Consistency Matters: Defining Demonstration Data Quality Metrics in Robot Learning from Demonstration
Maram Sakr, H. F. Machiel Van der Loos, Dana Kulic, Elizabeth Croft
TL;DR
This work tackles the quality of demonstrations in robot Learning from Demonstration by formalizing a comprehensive set of consistency metrics that span Cartesian and joint-space motion. Using two user studies with PR2 and UR5, the authors show that demonstration consistency strongly predicts both task success and generalization, with high explained variance in regression models and significant improvements with practice.

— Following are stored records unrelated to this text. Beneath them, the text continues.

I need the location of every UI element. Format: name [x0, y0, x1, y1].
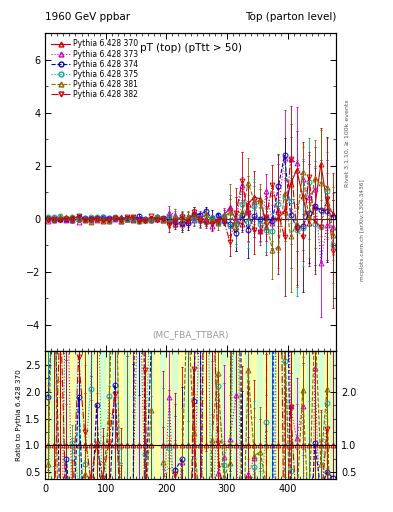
Bar: [112, 351, 118, 479]
Bar: [142, 351, 148, 479]
Bar: [275, 351, 281, 479]
Bar: [160, 351, 166, 479]
Bar: [318, 351, 324, 479]
Bar: [70, 351, 75, 479]
Bar: [312, 351, 318, 479]
Bar: [166, 351, 173, 479]
Bar: [94, 351, 100, 479]
Bar: [330, 351, 336, 479]
Text: Rivet 3.1.10, ≥ 100k events: Rivet 3.1.10, ≥ 100k events: [345, 99, 350, 187]
Bar: [306, 351, 312, 479]
Bar: [148, 351, 154, 479]
Bar: [233, 351, 239, 479]
Text: Top (parton level): Top (parton level): [244, 11, 336, 22]
Bar: [239, 351, 245, 479]
Bar: [281, 351, 288, 479]
Bar: [88, 351, 94, 479]
Bar: [118, 351, 124, 479]
Bar: [221, 351, 227, 479]
Bar: [82, 351, 88, 479]
Bar: [245, 351, 251, 479]
Legend: Pythia 6.428 370, Pythia 6.428 373, Pythia 6.428 374, Pythia 6.428 375, Pythia 6: Pythia 6.428 370, Pythia 6.428 373, Pyth…: [49, 37, 141, 101]
Bar: [100, 351, 106, 479]
Text: mcplots.cern.ch [arXiv:1306.3436]: mcplots.cern.ch [arXiv:1306.3436]: [360, 180, 365, 281]
Text: pT (top) (pTtt > 50): pT (top) (pTtt > 50): [140, 43, 242, 53]
Bar: [185, 351, 191, 479]
Bar: [57, 351, 63, 479]
Bar: [251, 351, 257, 479]
Bar: [136, 351, 142, 479]
Bar: [215, 351, 221, 479]
Bar: [191, 351, 196, 479]
Bar: [257, 351, 263, 479]
Bar: [288, 351, 294, 479]
Bar: [227, 351, 233, 479]
Bar: [209, 351, 215, 479]
Bar: [178, 351, 185, 479]
Y-axis label: Ratio to Pythia 6.428 370: Ratio to Pythia 6.428 370: [16, 369, 22, 461]
Bar: [106, 351, 112, 479]
Bar: [294, 351, 299, 479]
Bar: [130, 351, 136, 479]
Bar: [63, 351, 70, 479]
Bar: [51, 351, 57, 479]
Bar: [75, 351, 82, 479]
Text: (MC_FBA_TTBAR): (MC_FBA_TTBAR): [152, 330, 229, 339]
Bar: [299, 351, 306, 479]
Bar: [154, 351, 160, 479]
Bar: [196, 351, 203, 479]
Bar: [203, 351, 209, 479]
Text: 1960 GeV ppbar: 1960 GeV ppbar: [45, 11, 130, 22]
Bar: [263, 351, 269, 479]
Bar: [269, 351, 275, 479]
Bar: [124, 351, 130, 479]
Bar: [324, 351, 330, 479]
Bar: [173, 351, 178, 479]
Bar: [45, 351, 51, 479]
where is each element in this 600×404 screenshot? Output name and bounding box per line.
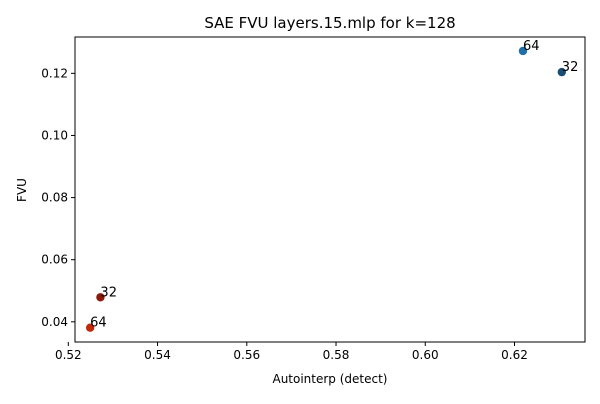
y-tick-label: 0.04	[41, 315, 68, 329]
x-tick-label: 0.62	[501, 348, 528, 362]
point-label: 64	[90, 316, 107, 331]
y-tick-label: 0.08	[41, 191, 68, 205]
x-tick-label: 0.56	[233, 348, 260, 362]
point-label: 32	[100, 285, 117, 300]
scatter-point	[85, 323, 95, 332]
x-tick-label: 0.52	[55, 348, 82, 362]
axis-ticks: 0.52 0.54 0.56 0.58 0.60 0.62 0.04 0.06 0.08 0.10…	[41, 66, 528, 362]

A practical pipeline is presented that clusters demonstrations into consistent vs inconsistent without requiring expert data or task-specific algorithm modifications, enabling pre-training data curation. The findings suggest that smoother, more consistent demonstrations enable more reliable learning and generalization, and point toward adaptive training and active-learning strategies to further optimize data quality in real-world LfD deployments.
Abstract
Learning from Demonstration (LfD) empowers robots to acquire new skills through human demonstrations, making it feasible for everyday users to teach robots. However, the success of learning and generalization heavily depends on the quality of these demonstrations. Consistency is often used to indicate quality in LfD, yet the factors that define this consistency remain underexplored. In this paper, we evaluate a comprehensive set of motion data characteristics to determine which consistency measures best predict learning performance. By ensuring demonstration consistency prior to training, we enhance models' predictive accuracy and generalization to novel scenarios. We validate our approach with two user studies involving participants with diverse levels of robotics expertise. In the first study (N = 24), users taught a PR2 robot to perform a button-pressing task in a constrained environment, while in the second study (N = 30), participants trained a UR5 robot on a pick-and-place task. Results show that demonstration consistency significantly impacts success rates in both learning and generalization, with 70% and 89% of task success rates in the two studies predicted using our consistency metrics. Moreover, our metrics estimate generalized performance success rates with 76% and 91% accuracy. These findings suggest that our proposed measures provide an intuitive, practical way to assess demonstration data quality before training, without requiring expert data or algorithm-specific modifications. Our approach offers a systematic way to evaluate demonstration quality, addressing a critical gap in LfD by formalizing consistency metrics that enhance the reliability of robot learning from human demonstrations.